The Superhero of Our Hybrid Active Directory

In most organizations, cloud computing means running Office 365 and productivity apps over the network and developing new kinds of applications using Azure. It’s operationally efficient, innovative and important for competitive advantage.

The problem is that many of these organizations synchronize their authoritative, on-premises AD up to Azure AD in the cloud, where Office 365 and other cloud computing apps use it for authentication and authorization.

That means that any security flaws in the original, on-premises Active Directory — long-inactive user accounts, excessive delegated permissions, unauthorized users making membership changes to sensitive groups — become flaws in the Azure AD’s security. When Azure AD is not secure, Office 365 is not secure.

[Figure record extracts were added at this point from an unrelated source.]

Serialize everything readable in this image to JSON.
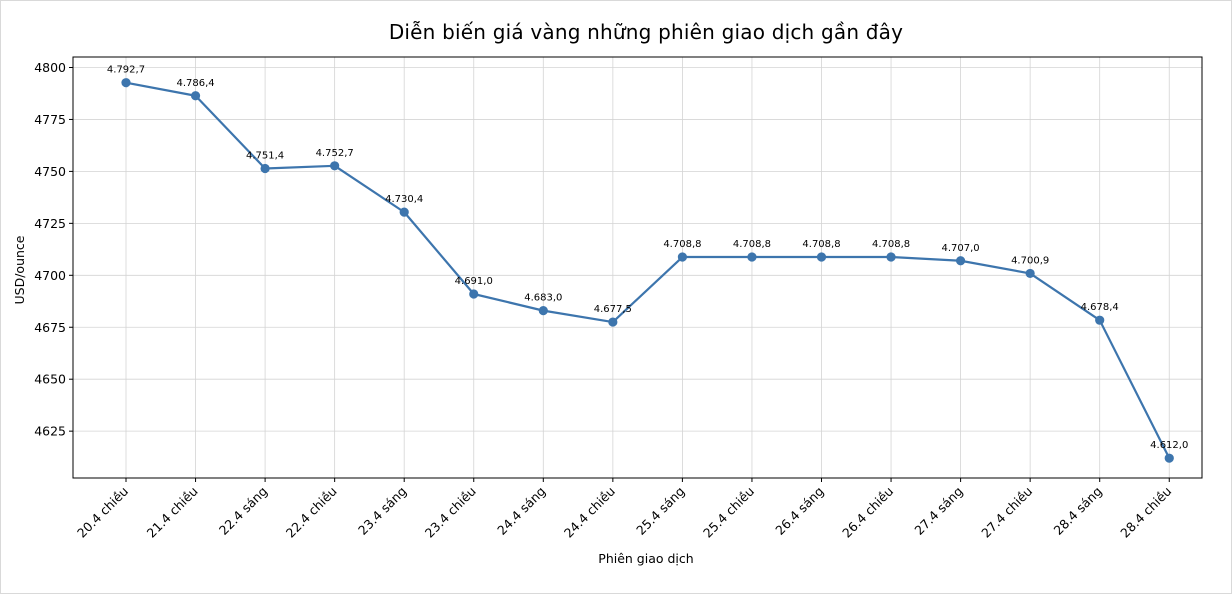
{
  "chart_data": {
    "type": "line",
    "title": "Diễn biến giá vàng những phiên giao dịch gần đây",
    "xlabel": "Phiên giao dịch",
    "ylabel": "USD/ounce",
    "categories": [
      "20.4 chiều",
      "21.4 chiều",
      "22.4 sáng",
      "22.4 chiều",
      "23.4 sáng",
      "23.4 chiều",
      "24.4 sáng",
      "24.4 chiều",
      "25.4 sáng",
      "25.4 chiều",
      "26.4 sáng",
      "26.4 chiều",
      "27.4 sáng",
      "27.4 chiều",
      "28.4 sáng",
      "28.4 chiều"
    ],
    "values": [
      4792.7,
      4786.4,
      4751.4,
      4752.7,
      4730.4,
      4691.0,
      4683.0,
      4677.5,
      4708.8,
      4708.8,
      4708.8,
      4708.8,
      4707.0,
      4700.9,
      4678.4,
      4612.0
    ],
    "data_labels": [
      "4.792,7",
      "4.786,4",
      "4.751,4",
      "4.752,7",
      "4.730,4",
      "4.691,0",
      "4.683,0",
      "4.677,5",
      "4.708,8",
      "4.708,8",
      "4.708,8",
      "4.708,8",
      "4.707,0",
      "4.700,9",
      "4.678,4",
      "4.612,0"
    ],
    "yticks": [
      4625,
      4650,
      4675,
      4700,
      4725,
      4750,
      4775,
      4800
    ],
    "ylim": [
      4603,
      4803
    ],
    "grid": true,
    "legend": null,
    "series_color": "#3d75ad",
    "marker": "circle"
  }
}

Running a hybrid configuration of on-premises and cloud-based apps is already a big leap for any IT department. Adding the possibility that on-premises security problems are being synchronized up to Azure AD and contributing to a data breach is not the kind of thing that gives them warm fuzzies.

Enter Captain AD

“So I was sitting at my desk one day reading a paper called Azure Active Directory and Office 365 Security from Dell,” he explained. “It’s a deep dive into strengthening the weakest link in a hybrid AD environment like ours, by protecting access to on-premises AD. I printed out the paper and was still reading it in the elevator down to the data center to try out some of the steps in the Dell approach. When the elevator doors opened in the basement, I was wearing the Captain AD outfit: the tights, the hood, the mask. The whole nine yards.”

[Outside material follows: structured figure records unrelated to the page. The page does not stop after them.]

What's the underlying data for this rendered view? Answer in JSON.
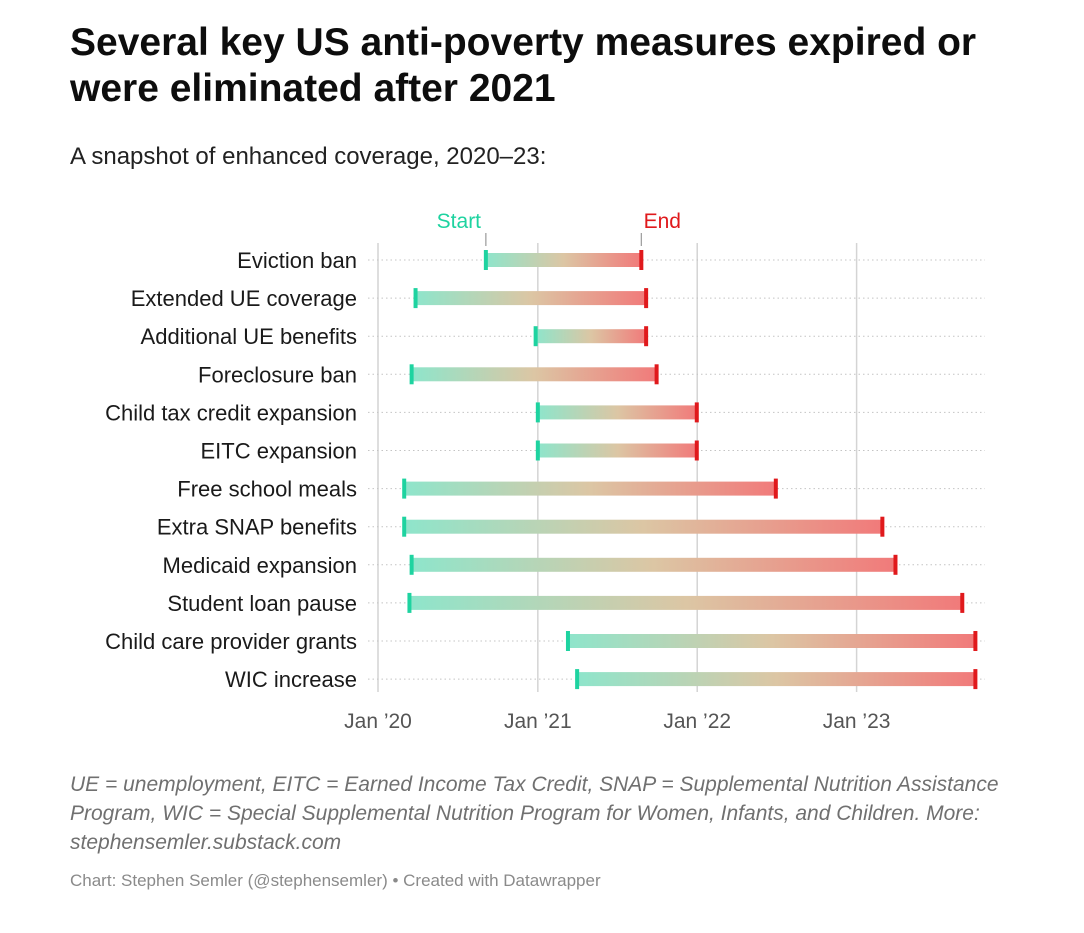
{
  "title": "Several key US anti-poverty measures expired or were eliminated after 2021",
  "subtitle": "A snapshot of enhanced coverage, 2020–23:",
  "notes": "UE = unemployment, EITC = Earned Income Tax Credit, SNAP = Supplemental Nutrition Assistance Program, WIC = Special Supplemental Nutrition Program for Women, Infants, and Children. More: stephensemler.substack.com",
  "credit": "Chart: Stephen Semler (@stephensemler) • Created with Datawrapper",
  "chart_data": {
    "type": "range-bar",
    "legend": {
      "start": "Start",
      "end": "End"
    },
    "colors": {
      "start": "#1ed3a0",
      "end": "#e0191c",
      "grid": "#d4d4d4",
      "label": "#1a1a1a",
      "axis_label": "#555555"
    },
    "x_range": [
      "2020-01-01",
      "2023-10-01"
    ],
    "x_ticks": [
      {
        "date": "2020-01-01",
        "label": "Jan ’20"
      },
      {
        "date": "2021-01-01",
        "label": "Jan ’21"
      },
      {
        "date": "2022-01-01",
        "label": "Jan ’22"
      },
      {
        "date": "2023-01-01",
        "label": "Jan ’23"
      }
    ],
    "rows": [
      {
        "label": "Eviction ban",
        "start": "2020-09-04",
        "end": "2021-08-26"
      },
      {
        "label": "Extended UE coverage",
        "start": "2020-03-27",
        "end": "2021-09-06"
      },
      {
        "label": "Additional UE benefits",
        "start": "2020-12-27",
        "end": "2021-09-06"
      },
      {
        "label": "Foreclosure ban",
        "start": "2020-03-18",
        "end": "2021-09-30"
      },
      {
        "label": "Child tax credit expansion",
        "start": "2021-01-01",
        "end": "2021-12-31"
      },
      {
        "label": "EITC expansion",
        "start": "2021-01-01",
        "end": "2021-12-31"
      },
      {
        "label": "Free school meals",
        "start": "2020-03-01",
        "end": "2022-06-30"
      },
      {
        "label": "Extra SNAP benefits",
        "start": "2020-03-01",
        "end": "2023-03-01"
      },
      {
        "label": "Medicaid expansion",
        "start": "2020-03-18",
        "end": "2023-03-31"
      },
      {
        "label": "Student loan pause",
        "start": "2020-03-13",
        "end": "2023-08-31"
      },
      {
        "label": "Child care provider grants",
        "start": "2021-03-11",
        "end": "2023-09-30"
      },
      {
        "label": "WIC increase",
        "start": "2021-04-01",
        "end": "2023-09-30"
      }
    ]
  }
}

“Pretty amazing. But, is there anything the rest of us can do to help you make our hybrid cloud a safer place?”

Captain AD thought for a moment. “Sure. Read the paper from Dell. It’s called Azure Active Directory and Office 365 Security. You’ll learn what it means to be both on-premises and in the cloud, and you’ll step through a detailed scenario of how poor AD security can lead to a data breach and an insider trading scandal.”

“OK. Should I read it in the elevator?”

“Sure,” he said, getting up to leave. “We can never have too many superheroes around here. Even half superheroes.”